🤖 AI Summary
Neural receivers rely heavily on scene-specific channel measurements, yet real-world channel data is scarce. To address this, we propose a conditional diffusion model for channel data generation that leverages dynamic prior information—such as user location and velocity—to enable controllable, high-fidelity modeling of channel distributions. This work marks the first application of conditional diffusion models to wireless channel modeling, significantly improving the physical consistency and scene adaptability of synthesized data. The generated samples augment training of neural receivers operating under superimposed pilot transmission, substantially enhancing symbol detection performance under limited real-data regimes.
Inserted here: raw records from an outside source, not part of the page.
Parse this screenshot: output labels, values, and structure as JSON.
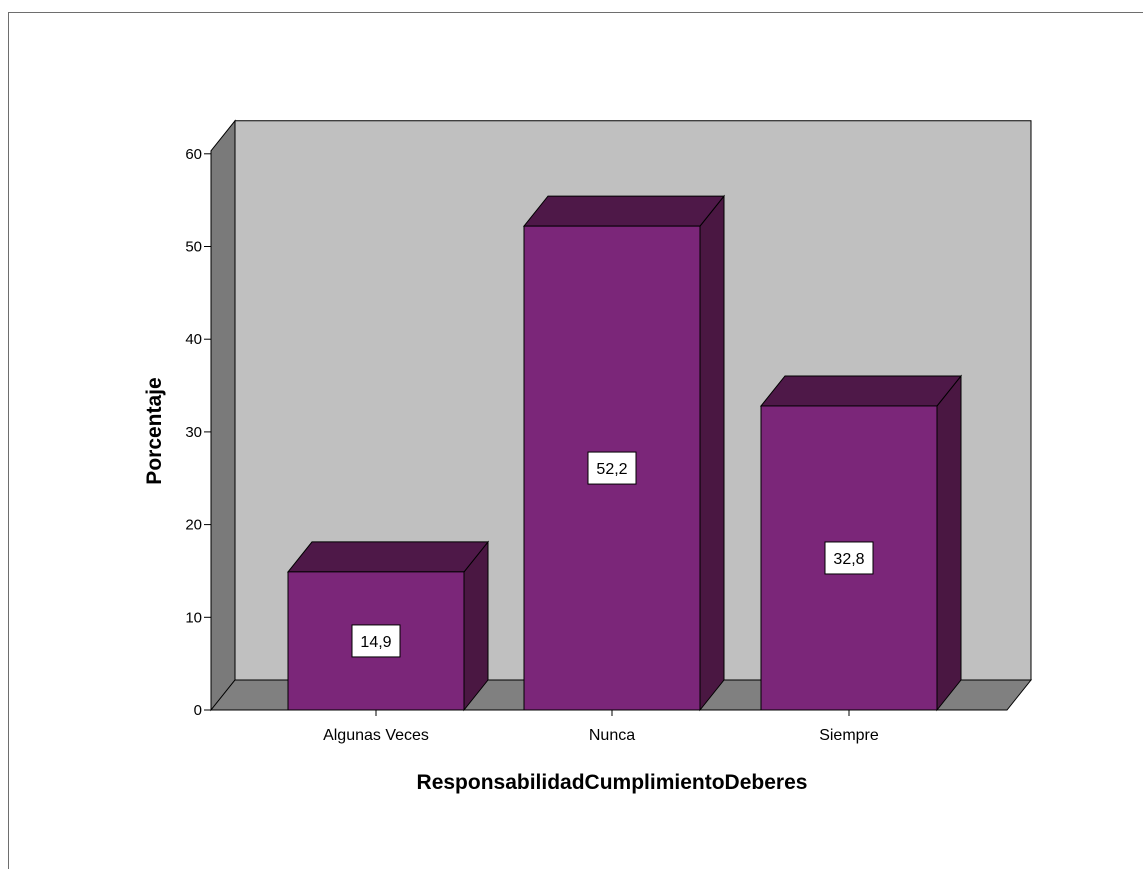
{
  "chart_data": {
    "type": "bar",
    "style": "3d",
    "categories": [
      "Algunas Veces",
      "Nunca",
      "Siempre"
    ],
    "values": [
      14.9,
      52.2,
      32.8
    ],
    "data_labels": [
      "14,9",
      "52,2",
      "32,8"
    ],
    "xlabel": "ResponsabilidadCumplimientoDeberes",
    "ylabel": "Porcentaje",
    "ylim": [
      0,
      60
    ],
    "yticks": [
      "0",
      "10",
      "20",
      "30",
      "40",
      "50",
      "60"
    ],
    "grid": false,
    "legend": "none",
    "colors": {
      "bar_front": "#7b2679",
      "bar_top": "#4e1848",
      "bar_side": "#4a1742",
      "wall_back": "#c0c0c0",
      "wall_side": "#7a7a7a",
      "floor": "#808080"
    }
  }
}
Experiments demonstrate that our method outperforms conventional data augmentation and GAN-based baselines in channel fidelity, generalization across unseen scenarios, and detection accuracy.
📝 Abstract
Neural receivers have demonstrated strong performance in wireless communication systems. However, their effectiveness typically depends on access to large-scale, scenario-specific channel data for training, which is often difficult to obtain in practice. Recently, generative artificial intelligence (AI) models, particularly diffusion models (DMs), have emerged as effective tools for synthesizing high-dimensional data. This paper presents a scenario-specific channel generation method based on conditional DMs, which accurately model channel distributions conditioned on user location and velocity information. The generated synthetic channel data are then employed for data augmentation to improve the training of a neural receiver designed for superimposed pilot-based transmission. Experimental results show that the proposed method generates high-fidelity channel samples and significantly enhances neural receiver performance in the target scenarios, outperforming conventional data augmentation and generative adversarial network-based techniques.